Activation of a silent phenazine biosynthetic gene cluster reveals a novel natural product and a new resistance mechanism against phenazinesThis article is part of the MedChemComm natural products themed issue.Electronic supplementary information (ESI) available. See DOI: 10.1039/c2md20045g

The activation of silent biosynthetic gene clusters is a principal challenge for genome mining strategies in drug discovery. In the present study, a phenazine biosynthetic gene cluster was discovered in the Gram-positive bacterium Streptomyces tendae Tü1028. This gene cluster remained silent under a multitude of cultivation conditions, both in the genuine producer strain and in a heterologous expression strain. However, introduction of a constitutive promoter upstream of the phenazine biosynthesis genes led to the production of phenazine-1-carboxylic acid (PCA) and of a new derivative thereof, i.e. a conjugate of PCA and l -glutamine.
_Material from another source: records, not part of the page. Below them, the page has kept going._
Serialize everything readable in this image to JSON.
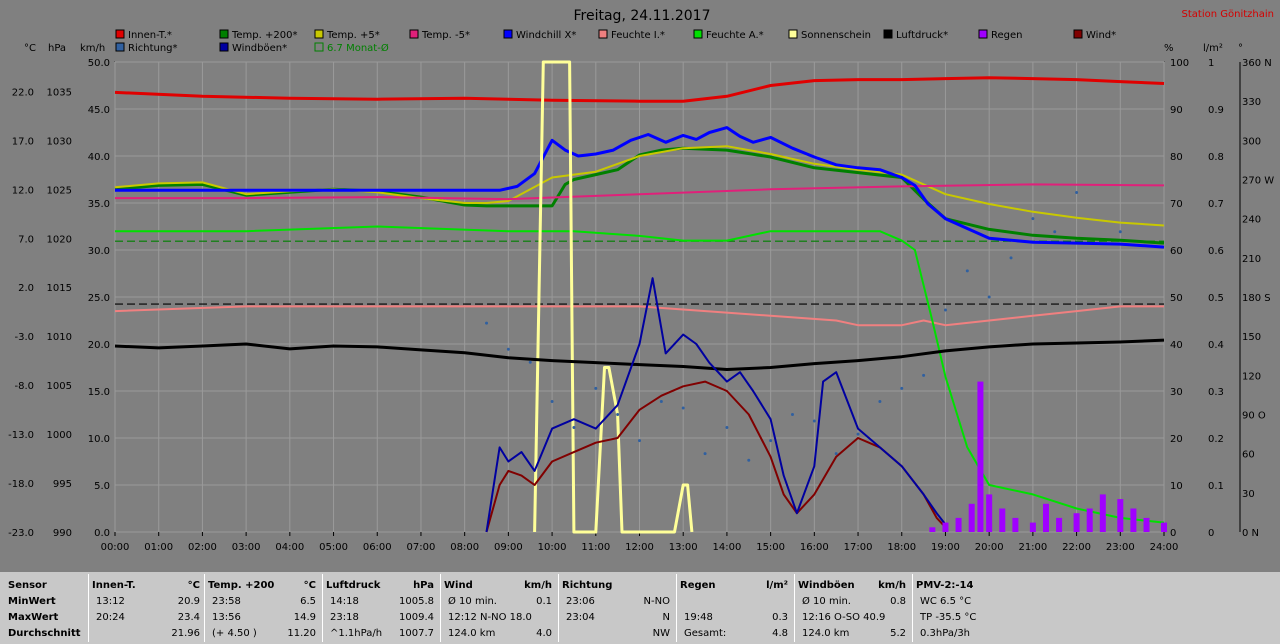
{
  "title": "Freitag, 24.11.2017",
  "station": "Station Gönitzhain",
  "axis_units": {
    "temp": "°C",
    "pressure": "hPa",
    "wind": "km/h",
    "percent": "%",
    "rain": "l/m²",
    "direction": "°"
  },
  "legend": [
    {
      "label": "Innen-T.*",
      "color": "#e00000"
    },
    {
      "label": "Temp. +200*",
      "color": "#008000"
    },
    {
      "label": "Temp. +5*",
      "color": "#c8c800"
    },
    {
      "label": "Temp. -5*",
      "color": "#e0207a"
    },
    {
      "label": "Windchill X*",
      "color": "#0000ff"
    },
    {
      "label": "Feuchte I.*",
      "color": "#f08080"
    },
    {
      "label": "Feuchte A.*",
      "color": "#00e000"
    },
    {
      "label": "Sonnenschein",
      "color": "#ffff99"
    },
    {
      "label": "Luftdruck*",
      "color": "#000000"
    },
    {
      "label": "Regen",
      "color": "#a000ff"
    },
    {
      "label": "Wind*",
      "color": "#800000"
    },
    {
      "label": "Richtung*",
      "color": "#3060a0"
    },
    {
      "label": "Windböen*",
      "color": "#0000a0"
    },
    {
      "label": "6.7 Monat-Ø",
      "color": "#008000"
    }
  ],
  "chart_data": {
    "type": "line",
    "title": "Freitag, 24.11.2017",
    "x_ticks": [
      "00:00",
      "01:00",
      "02:00",
      "03:00",
      "04:00",
      "05:00",
      "06:00",
      "07:00",
      "08:00",
      "09:00",
      "10:00",
      "11:00",
      "12:00",
      "13:00",
      "14:00",
      "15:00",
      "16:00",
      "17:00",
      "18:00",
      "19:00",
      "20:00",
      "21:00",
      "22:00",
      "23:00",
      "24:00"
    ],
    "axes": {
      "temp_c": {
        "ticks": [
          "22.0",
          "17.0",
          "12.0",
          "7.0",
          "2.0",
          "-3.0",
          "-8.0",
          "-13.0",
          "-18.0",
          "-23.0"
        ],
        "range": [
          -23,
          25
        ]
      },
      "pressure_hpa": {
        "ticks": [
          "1035",
          "1030",
          "1025",
          "1020",
          "1015",
          "1010",
          "1005",
          "1000",
          "995",
          "990"
        ],
        "range": [
          990,
          1038
        ]
      },
      "wind_kmh": {
        "ticks": [
          "50.0",
          "45.0",
          "40.0",
          "35.0",
          "30.0",
          "25.0",
          "20.0",
          "15.0",
          "10.0",
          "5.0",
          "0.0"
        ],
        "range": [
          0,
          50
        ]
      },
      "percent": {
        "ticks": [
          "100",
          "90",
          "80",
          "70",
          "60",
          "50",
          "40",
          "30",
          "20",
          "10",
          "0"
        ],
        "range": [
          0,
          100
        ]
      },
      "rain_lm2": {
        "ticks": [
          "1",
          "0.9",
          "0.8",
          "0.7",
          "0.6",
          "0.5",
          "0.4",
          "0.3",
          "0.2",
          "0.1",
          "0"
        ],
        "range": [
          0,
          1
        ]
      },
      "direction_deg": {
        "ticks": [
          "360 N",
          "330",
          "300",
          "270 W",
          "240",
          "210",
          "180 S",
          "150",
          "120",
          "90 O",
          "60",
          "30",
          "0 N"
        ],
        "range": [
          0,
          360
        ]
      }
    },
    "series": [
      {
        "name": "Innen-T.*",
        "axis": "temp_c",
        "x": [
          0,
          2,
          4,
          6,
          8,
          10,
          12,
          13,
          14,
          15,
          16,
          17,
          18,
          19,
          20,
          21,
          22,
          23,
          24
        ],
        "y": [
          21.9,
          21.5,
          21.3,
          21.2,
          21.3,
          21.1,
          21.0,
          21.0,
          21.5,
          22.6,
          23.1,
          23.2,
          23.2,
          23.3,
          23.4,
          23.3,
          23.2,
          23.0,
          22.8
        ]
      },
      {
        "name": "Temp. +200*",
        "axis": "temp_c",
        "x": [
          0,
          1,
          2,
          3,
          4,
          5,
          6,
          7,
          8,
          8.5,
          9,
          10,
          10.3,
          10.5,
          11,
          11.5,
          12,
          12.5,
          13,
          14,
          15,
          16,
          17,
          18,
          18.5,
          19,
          20,
          21,
          22,
          23,
          24
        ],
        "y": [
          12.0,
          12.4,
          12.5,
          11.4,
          11.7,
          12.0,
          11.8,
          11.2,
          10.4,
          10.3,
          10.3,
          10.3,
          12.5,
          13.0,
          13.5,
          14.0,
          15.5,
          16.0,
          16.2,
          16.0,
          15.3,
          14.2,
          13.7,
          13.2,
          11.0,
          9.0,
          7.9,
          7.3,
          7.0,
          6.8,
          6.5
        ]
      },
      {
        "name": "Temp. +5*",
        "axis": "temp_c",
        "x": [
          0,
          1,
          2,
          3,
          4,
          5,
          6,
          7,
          8,
          8.5,
          9,
          10,
          11,
          12,
          13,
          14,
          15,
          16,
          17,
          18,
          18.5,
          19,
          20,
          21,
          22,
          23,
          24
        ],
        "y": [
          12.2,
          12.6,
          12.7,
          11.5,
          11.8,
          12.0,
          11.7,
          11.1,
          10.6,
          10.6,
          10.8,
          13.2,
          13.8,
          15.4,
          16.2,
          16.4,
          15.6,
          14.6,
          14.0,
          13.5,
          12.5,
          11.5,
          10.5,
          9.7,
          9.1,
          8.6,
          8.3
        ]
      },
      {
        "name": "Temp. -5*",
        "axis": "temp_c",
        "x": [
          0,
          3,
          6,
          9,
          12,
          15,
          18,
          21,
          24
        ],
        "y": [
          11.1,
          11.1,
          11.2,
          11.0,
          11.5,
          12.0,
          12.3,
          12.5,
          12.4
        ]
      },
      {
        "name": "Windchill X*",
        "axis": "temp_c",
        "x": [
          0,
          2,
          4,
          6,
          8,
          8.8,
          9.2,
          9.6,
          10,
          10.3,
          10.6,
          11,
          11.4,
          11.8,
          12.2,
          12.6,
          13,
          13.3,
          13.6,
          14,
          14.3,
          14.6,
          15,
          15.5,
          16,
          16.5,
          17,
          17.5,
          18,
          18.3,
          18.6,
          19,
          19.5,
          20,
          21,
          22,
          23,
          24
        ],
        "y": [
          11.9,
          11.9,
          11.9,
          11.9,
          11.9,
          11.9,
          12.3,
          13.6,
          17.0,
          16.0,
          15.4,
          15.6,
          16.0,
          17.0,
          17.6,
          16.8,
          17.5,
          17.1,
          17.8,
          18.3,
          17.4,
          16.8,
          17.3,
          16.2,
          15.3,
          14.5,
          14.2,
          14.0,
          13.2,
          12.4,
          10.5,
          9.0,
          8.0,
          7.0,
          6.6,
          6.5,
          6.4,
          6.1
        ]
      },
      {
        "name": "Feuchte I.*",
        "axis": "percent",
        "x": [
          0,
          3,
          6,
          9,
          12,
          15,
          16.5,
          17,
          18,
          18.5,
          19,
          20,
          21,
          22,
          23,
          24
        ],
        "y": [
          47,
          48,
          48,
          48,
          48,
          46,
          45,
          44,
          44,
          45,
          44,
          45,
          46,
          47,
          48,
          48
        ]
      },
      {
        "name": "Feuchte A.*",
        "axis": "percent",
        "x": [
          0,
          3,
          6,
          9,
          10.5,
          12,
          13,
          14,
          15,
          16,
          17,
          17.5,
          18,
          18.3,
          18.7,
          19,
          19.5,
          20,
          21,
          22,
          23,
          24
        ],
        "y": [
          64,
          64,
          65,
          64,
          64,
          63,
          62,
          62,
          64,
          64,
          64,
          64,
          62,
          60,
          45,
          33,
          18,
          10,
          8,
          5,
          3,
          2
        ]
      },
      {
        "name": "Sonnenschein",
        "axis": "percent",
        "x": [
          9.6,
          9.8,
          9.9,
          10.2,
          10.4,
          10.5,
          11.0,
          11.2,
          11.3,
          11.5,
          11.6,
          12.8,
          13.0,
          13.1,
          13.2
        ],
        "y": [
          0,
          100,
          100,
          100,
          100,
          0,
          0,
          35,
          35,
          25,
          0,
          0,
          10,
          10,
          0
        ]
      },
      {
        "name": "Luftdruck*",
        "axis": "pressure_hpa",
        "x": [
          0,
          1,
          2,
          3,
          4,
          5,
          6,
          7,
          8,
          9,
          10,
          11,
          12,
          13,
          14,
          15,
          16,
          17,
          18,
          19,
          20,
          21,
          22,
          23,
          24
        ],
        "y": [
          1009.0,
          1008.8,
          1009.0,
          1009.2,
          1008.7,
          1009.0,
          1008.9,
          1008.6,
          1008.3,
          1007.8,
          1007.5,
          1007.3,
          1007.1,
          1006.9,
          1006.6,
          1006.8,
          1007.2,
          1007.5,
          1007.9,
          1008.5,
          1008.9,
          1009.2,
          1009.3,
          1009.4,
          1009.6
        ]
      },
      {
        "name": "Wind*",
        "axis": "wind_kmh",
        "x": [
          8.5,
          8.8,
          9.0,
          9.3,
          9.6,
          10.0,
          10.5,
          11.0,
          11.5,
          12.0,
          12.5,
          13.0,
          13.5,
          14.0,
          14.5,
          15.0,
          15.3,
          15.6,
          16.0,
          16.5,
          17.0,
          17.5,
          18.0,
          18.5,
          18.8,
          19.0
        ],
        "y": [
          0,
          5,
          6.5,
          6.0,
          5.0,
          7.5,
          8.5,
          9.5,
          10.0,
          13.0,
          14.5,
          15.5,
          16.0,
          15.0,
          12.5,
          8.0,
          4.0,
          2.0,
          4.0,
          8.0,
          10.0,
          9.0,
          7.0,
          4.0,
          1.5,
          0.5
        ]
      },
      {
        "name": "Windböen*",
        "axis": "wind_kmh",
        "x": [
          8.5,
          8.8,
          9.0,
          9.3,
          9.6,
          10.0,
          10.5,
          11.0,
          11.5,
          12.0,
          12.3,
          12.6,
          13.0,
          13.3,
          13.6,
          14.0,
          14.3,
          14.6,
          15.0,
          15.3,
          15.6,
          16.0,
          16.2,
          16.5,
          17.0,
          17.5,
          18.0,
          18.5,
          18.8,
          19.0
        ],
        "y": [
          0,
          9,
          7.5,
          8.5,
          6.5,
          11,
          12,
          11,
          13.5,
          20,
          27,
          19,
          21,
          20,
          18,
          16,
          17,
          15,
          12,
          6,
          2,
          7,
          16,
          17,
          11,
          9,
          7,
          4,
          2,
          0.8
        ]
      },
      {
        "name": "Regen",
        "axis": "rain_lm2",
        "x": [
          18.7,
          19.0,
          19.3,
          19.6,
          19.8,
          20.0,
          20.3,
          20.6,
          21.0,
          21.3,
          21.6,
          22.0,
          22.3,
          22.6,
          23.0,
          23.3,
          23.6,
          24.0
        ],
        "y": [
          0.01,
          0.02,
          0.03,
          0.06,
          0.32,
          0.08,
          0.05,
          0.03,
          0.02,
          0.06,
          0.03,
          0.04,
          0.05,
          0.08,
          0.07,
          0.05,
          0.03,
          0.02
        ]
      },
      {
        "name": "Richtung*",
        "axis": "direction_deg",
        "x": [
          8.5,
          9.0,
          9.5,
          10.0,
          10.5,
          11.0,
          11.5,
          12.0,
          12.5,
          13.0,
          13.5,
          14.0,
          14.5,
          15.0,
          15.5,
          16.0,
          16.5,
          17.0,
          17.5,
          18.0,
          18.5,
          19.0,
          19.5,
          20.0,
          20.5,
          21.0,
          21.5,
          22.0,
          23.0
        ],
        "y": [
          160,
          140,
          130,
          100,
          80,
          110,
          90,
          70,
          100,
          95,
          60,
          80,
          55,
          70,
          90,
          85,
          60,
          75,
          100,
          110,
          120,
          170,
          200,
          180,
          210,
          240,
          230,
          260,
          230
        ]
      }
    ],
    "reference_lines": [
      {
        "label": "6.7 Monat-Ø",
        "axis": "temp_c",
        "value": 6.7,
        "color": "#008000",
        "dash": true
      },
      {
        "axis": "percent",
        "value": 48.5,
        "color": "#000000",
        "dash": true
      }
    ],
    "grid": true
  },
  "stats": {
    "row_labels": [
      "Sensor",
      "MinWert",
      "MaxWert",
      "Durchschnitt"
    ],
    "columns": [
      {
        "head": "Innen-T.",
        "unit": "°C",
        "rows": [
          [
            "13:12",
            "20.9"
          ],
          [
            "20:24",
            "23.4"
          ],
          [
            "",
            "21.96"
          ]
        ]
      },
      {
        "head": "Temp. +200",
        "unit": "°C",
        "rows": [
          [
            "23:58",
            "6.5"
          ],
          [
            "13:56",
            "14.9"
          ],
          [
            "(+ 4.50 )",
            "11.20"
          ]
        ]
      },
      {
        "head": "Luftdruck",
        "unit": "hPa",
        "rows": [
          [
            "14:18",
            "1005.8"
          ],
          [
            "23:18",
            "1009.4"
          ],
          [
            "^1.1hPa/h",
            "1007.7"
          ]
        ]
      },
      {
        "head": "Wind",
        "unit": "km/h",
        "rows": [
          [
            "Ø 10 min.",
            "0.1"
          ],
          [
            "12:12    N-NO 18.0",
            ""
          ],
          [
            "124.0 km",
            "4.0"
          ]
        ]
      },
      {
        "head": "Richtung",
        "unit": "",
        "rows": [
          [
            "23:06",
            "N-NO"
          ],
          [
            "23:04",
            "N"
          ],
          [
            "",
            "NW"
          ]
        ]
      },
      {
        "head": "Regen",
        "unit": "l/m²",
        "rows": [
          [
            "",
            ""
          ],
          [
            "19:48",
            "0.3"
          ],
          [
            "Gesamt:",
            "4.8"
          ]
        ]
      },
      {
        "head": "Windböen",
        "unit": "km/h",
        "rows": [
          [
            "Ø 10 min.",
            "0.8"
          ],
          [
            "12:16    O-SO 40.9",
            ""
          ],
          [
            "124.0 km",
            "5.2"
          ]
        ]
      },
      {
        "head": "PMV-2:-14",
        "unit": "",
        "rows": [
          [
            "WC 6.5 °C",
            ""
          ],
          [
            "TP -35.5 °C",
            ""
          ],
          [
            "0.3hPa/3h",
            ""
          ]
        ]
      }
    ]
  }
}
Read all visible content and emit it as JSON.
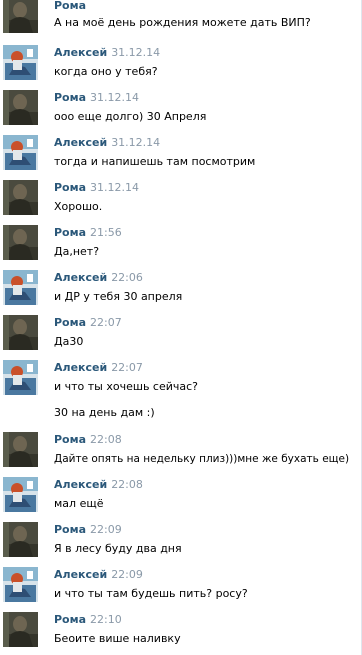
{
  "messages": [
    {
      "kind": "roma",
      "author": "Рома",
      "time": "",
      "text": "А на моё день рождения можете дать ВИП?"
    },
    {
      "kind": "alexey",
      "author": "Алексей",
      "time": "31.12.14",
      "text": "когда оно у тебя?"
    },
    {
      "kind": "roma",
      "author": "Рома",
      "time": "31.12.14",
      "text": "ооо еще долго) 30 Апреля"
    },
    {
      "kind": "alexey",
      "author": "Алексей",
      "time": "31.12.14",
      "text": "тогда и напишешь там посмотрим"
    },
    {
      "kind": "roma",
      "author": "Рома",
      "time": "31.12.14",
      "text": "Хорошо."
    },
    {
      "kind": "roma",
      "author": "Рома",
      "time": "21:56",
      "text": "Да,нет?"
    },
    {
      "kind": "alexey",
      "author": "Алексей",
      "time": "22:06",
      "text": "и ДР у тебя 30 апреля"
    },
    {
      "kind": "roma",
      "author": "Рома",
      "time": "22:07",
      "text": "Да30"
    },
    {
      "kind": "alexey",
      "author": "Алексей",
      "time": "22:07",
      "text": "и что ты хочешь сейчас?"
    },
    {
      "kind": "continuation",
      "author": "",
      "time": "",
      "text": "30 на день дам :)"
    },
    {
      "kind": "roma",
      "author": "Рома",
      "time": "22:08",
      "text": "Дайте опять на недельку плиз)))мне же бухать еще)"
    },
    {
      "kind": "alexey",
      "author": "Алексей",
      "time": "22:08",
      "text": "мал ещё"
    },
    {
      "kind": "roma",
      "author": "Рома",
      "time": "22:09",
      "text": "Я в лесу буду два дня"
    },
    {
      "kind": "alexey",
      "author": "Алексей",
      "time": "22:09",
      "text": "и что ты там будешь пить? росу?"
    },
    {
      "kind": "roma",
      "author": "Рома",
      "time": "22:10",
      "text": "Беоите више наливку"
    }
  ]
}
The linkage of PCA to l -glutamine by amide bond formation was catalyzed by enzymes of the heterologous expression host Streptomyces coelicolor M512. PCA showed a strong antibiotic effect, but PCA-Gln did not. Glutamination of PCA therefore appears to represent a resistance mechanism against the antibiotic PCA, which can be produced in significant quantities in soil by Pseudomonas strains. The gene cluster also contained genes for all enzymes of the mevalonate pathway and for an aromatic prenyltransferase, thereby resembling gene clusters for prenylated phenazines. However, purification and biochemical investigation of the prenyltransferase proved that it does not prenylate phenazines but hydroxynaphthalene substrates, showing very similar properties as NphB of naphterpin biosynthesis (Kuzuyma et al. , Nature , 2005, 435 , 983-987.). A silent phenazine biosynthetic gene cluster was discovered in a Streptomyces bacterium. Introduction of a constitutive promoter led to a new phenazine derivative.